It is time to end racism in instruction
The time has long since passed for providing instruction, either in a traditional classroom setting or online, that is at a bare minimum culturally relevant. More important is historical accuracy.
It is hard to put into words how much everyone and everything has changed as a result of the COVID-19 pandemic. Millions of teachers, students, professors, and parents have transitioned from traditional classroom settings to online instruction. For some, the transition to online instruction has led to a greater appreciation for highly-trained educators. The transition of online instruction has also resurrected discussions about the digital divide in America. While the mode of transferring knowledge is critically important, the material must be historically accurate. One need only look to two seemingly unrelated events to support this claim.
Many educators have made a good faith effort, some Herculean efforts, to create opportunities for elementary-aged students to stay intellectually engaged during the stay-at-home orders. This has included the use of popular websites and apps like Brain Pop for science and social studies. Unfortunately, assignments on the site, which include short movies and quizzes fail to communicate the ugly truths about the roles of race and racism in the American Revolution, the Constitutional Convention, and the Lewis and Clark Expedition.
Not everyone has the benefit of at-home instructors that can fill in the missing pieces given their expertise or lived experiences. Through funding from federal agencies, several school districts revised their science, technology, engineering, and mathematics curriculum to ensure instruction is more culturally relevant than in the past. Among the intended outcomes are that more Black and brown students will have greater access to computing courses and complete them successfully. The promotion of culturally relevant pedagogy is great but hampered by historical inaccuracies across the curriculum.
The general unwillingness to account for race and racism throughout American history and in contemporary times has led to persistent racial disparities on a host of sociological outcomes that are only exacerbated events like the aftermath of Hurricane Katrina, the Great Recession, and now, with the COVID-19 pandemic. It is manifested in the treatment of Black journalists during White House Press briefings about efforts to “flatten the curve,” and when the leaders refer to COVID-19 as the “Chinese virus.” It is no wonder that reports of anti-Asian sentiments and anti-Asian violence appear more prevalent than the days and months before the pandemic.
The dangers of the nation’s failure to address the legacy of race and racism were also evident in a reported tweet by a coach at an elite football program where the majority of the student-athletes in the university’s highest revenue-generating sports are Black men. The tweet and support for the coach who posted it point to the dangers of promoting historical myths and inaccuracies.
According to news reports, the coach tweeted an image of a noose (which historically signal a lynching). Although the tweet was deleted and the coach said he did not mean to offend anyone, fans are coming to his defense. Most of the fans, who are almost all white, support the coach and do not consider the tweet offensive. As is often the case, many posted comments stating that Black people are taught to see race in everything, even if race is not an issue. The fact that the coach still has a job and that no official statements condemning his tweet, or racial offensive actions at other institutions, may be read as support for the coach’s and the fans’ racial ideology. At least one Black male student-athlete has decided to “vote with his feet” and entered the portal transfer. He views the tweet in the appropriate context of lynching as do the Black professors at the institution who expressed their concerns about the comments.
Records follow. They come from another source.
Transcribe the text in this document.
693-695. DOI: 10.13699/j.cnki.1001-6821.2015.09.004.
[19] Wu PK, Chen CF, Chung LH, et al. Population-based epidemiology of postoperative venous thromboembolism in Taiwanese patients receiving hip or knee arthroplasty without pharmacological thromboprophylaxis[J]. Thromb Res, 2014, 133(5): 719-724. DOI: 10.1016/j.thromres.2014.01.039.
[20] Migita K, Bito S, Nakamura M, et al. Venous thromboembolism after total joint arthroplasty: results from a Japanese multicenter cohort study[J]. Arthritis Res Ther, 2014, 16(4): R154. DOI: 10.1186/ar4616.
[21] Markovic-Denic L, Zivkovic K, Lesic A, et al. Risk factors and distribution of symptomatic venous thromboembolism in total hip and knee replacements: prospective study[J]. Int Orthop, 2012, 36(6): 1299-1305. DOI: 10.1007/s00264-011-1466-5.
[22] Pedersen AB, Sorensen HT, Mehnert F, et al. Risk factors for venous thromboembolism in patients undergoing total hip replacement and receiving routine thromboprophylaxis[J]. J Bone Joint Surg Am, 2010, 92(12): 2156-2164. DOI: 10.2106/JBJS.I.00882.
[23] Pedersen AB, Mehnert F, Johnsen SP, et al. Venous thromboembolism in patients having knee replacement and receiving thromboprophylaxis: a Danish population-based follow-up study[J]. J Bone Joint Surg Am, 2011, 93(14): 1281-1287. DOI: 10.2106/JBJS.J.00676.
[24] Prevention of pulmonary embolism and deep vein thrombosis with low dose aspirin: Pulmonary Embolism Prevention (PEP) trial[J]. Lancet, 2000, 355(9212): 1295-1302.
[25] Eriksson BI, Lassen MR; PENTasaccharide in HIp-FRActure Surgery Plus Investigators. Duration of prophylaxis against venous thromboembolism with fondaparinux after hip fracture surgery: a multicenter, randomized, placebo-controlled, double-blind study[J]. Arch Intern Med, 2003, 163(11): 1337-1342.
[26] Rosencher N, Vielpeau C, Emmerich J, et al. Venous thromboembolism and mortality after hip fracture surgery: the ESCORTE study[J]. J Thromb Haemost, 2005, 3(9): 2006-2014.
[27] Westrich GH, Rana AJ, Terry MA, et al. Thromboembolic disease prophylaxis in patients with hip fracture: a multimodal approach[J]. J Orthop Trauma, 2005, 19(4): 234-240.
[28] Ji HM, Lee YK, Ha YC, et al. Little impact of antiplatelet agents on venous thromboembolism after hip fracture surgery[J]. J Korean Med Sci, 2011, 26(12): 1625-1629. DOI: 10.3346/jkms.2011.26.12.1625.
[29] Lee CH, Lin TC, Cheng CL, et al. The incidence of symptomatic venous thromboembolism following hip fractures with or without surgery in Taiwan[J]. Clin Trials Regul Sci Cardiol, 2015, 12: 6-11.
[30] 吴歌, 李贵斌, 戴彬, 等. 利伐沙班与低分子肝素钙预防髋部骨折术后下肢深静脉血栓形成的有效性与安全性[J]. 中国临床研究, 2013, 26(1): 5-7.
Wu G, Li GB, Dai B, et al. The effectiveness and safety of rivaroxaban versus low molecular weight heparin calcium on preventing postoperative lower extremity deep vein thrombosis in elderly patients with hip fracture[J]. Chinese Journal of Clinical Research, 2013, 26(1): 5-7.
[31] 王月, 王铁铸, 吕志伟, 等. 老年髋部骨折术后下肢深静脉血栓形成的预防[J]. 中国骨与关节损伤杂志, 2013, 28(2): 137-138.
What many scholars consider historical lynching was extremely violent and was one of the nation’s earliest forms of domestic terrorism. Lynching was religious and ritualistic and meant to send a message to the person upon whom physical harm was enacted and to the broader community. The messages were different for Black and white people. For Black people, the message was that they were subhuman, inferior to white people, and relegated to the bottom of the social structure. The message for white people was that they were chosen and superior people to all and that it was every white person’s duty to maintain the racial status quo. My colleagues, Drs. Finley and Gray, and I, have written about white virtual mobs, historic lynching, and high-tech lynching, as a way to expand our understanding of technologies and the use of technologies to enforce social systems that remain separate and unequal.
The time has long since passed for providing instruction, either in a traditional classroom setting or online, that is at a bare minimum culturally relevant, but more importantly, it must be historically accurate. Truth-telling about how America became and remains a nation so deeply divided by race and racism and the material and nonmaterial consequences of that even amid a global pandemic should move the pendulum a bit closer towards justice at such time that the nation emerges from these latest threats. We must start school-age children in the hopes that they become more civically engaged and culturally adept adults.